Le choix des variétés
Les critères de sélection sont basés sur des caractéristiques telles que le type de fruit, la forme de la plante, la vitalité et la résistance aux ravageurs, mais également sur des facteurs liés au climat et à la gestion. Il ne faut sélectionner que les fruits des plantes les plus performantes et garder les pépins issus de ces derniers pour les utiliser comme graines au cours de la saison suivante. On distingue deux différents types de plantes de tomates, à savoir, le type à croissance indéterminée, le type à croissance déterminée. Les deux types de croissance conduisent à deux types de culture tout à fait différents. Il faut choisir une variété à croissance indéterminée lorsque l’on souhaite une longue période de récolte.

La préparation du sol
La tomate pousse bien sur la plupart des sols minéraux qui ont une bonne capacité de rétention de l’eau et une bonne aération. La couche superficielle du terrain doit être perméable. Une profondeur de sol de 15 à 20 cm est favorable à la bonne croissance d’une culture saine. Il est nécessaire de labourer afin de préparer la terre et améliorer la conservation de l’eau et pour ameublir le sol. Cette pratique bénéficie également à la croissance des racines. Il est souvent conseillé de sarcler le sol à deux reprises pour bien niveler le terrain, casser les mottes et éliminer les résidus de cultures. On peut cultiver la tomate sur des planches surélevées, sur des sillons afin de faciliter l’irrigation et le drainage de l’eau.

L’eau et l’humidité
Une simple astuce permet de déterminer si les réserves en eau disponibles sont suffisantes pour cultiver la tomate.
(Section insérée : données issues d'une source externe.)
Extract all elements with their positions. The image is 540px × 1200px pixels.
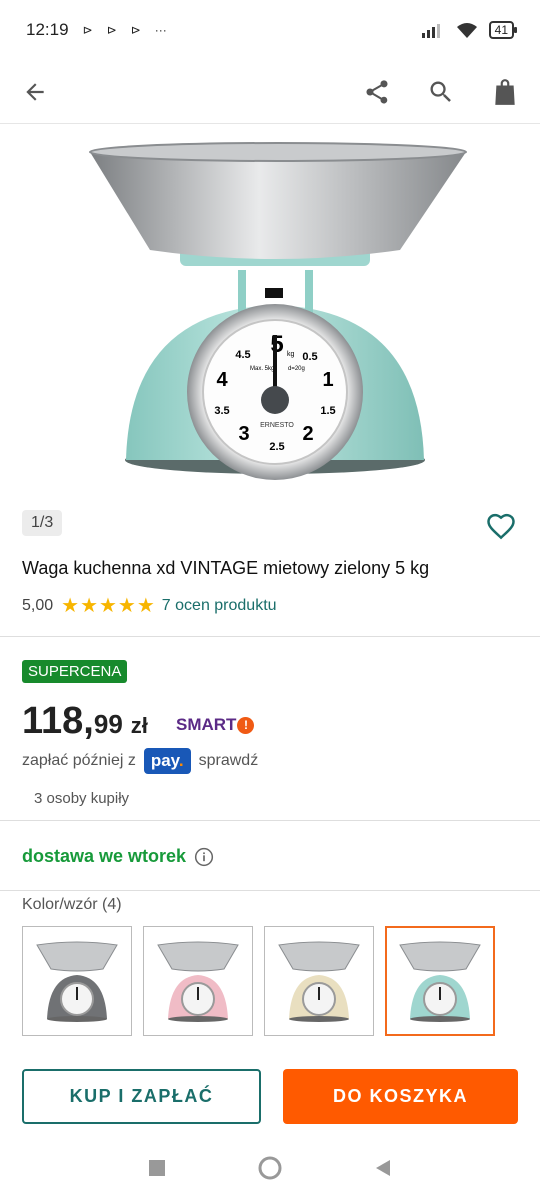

Il faut pouvoir compter sur au moins trois mois de pluies. Le stress causé par une carence en eau et les longues périodes arides font tomber les bourgeons et les fleurs et provoque le fendillement des fruits. Par contre, lorsque les averses sont très intenses et l’humidité très élevée, la croissance des moisissures et la pourriture des fruits seront plus importants.

Les semis
En général, on repique les tomates, car l’on obtient de bien meilleurs résultats lorsque les semis sont levés en pépinière. Il existe deux méthodes pour faire lever les semis en pépinière : la semence sur un lit de semis et la semence dans une caissette à semis, plus répandue. En pépinière, il faut moins de graines pour produire le nombre de pieds souhaité. L’on peut y sélectionner les plantules en fonction de leur taux de croissance et de leur état de santé avant de les repiquer sur le terrain.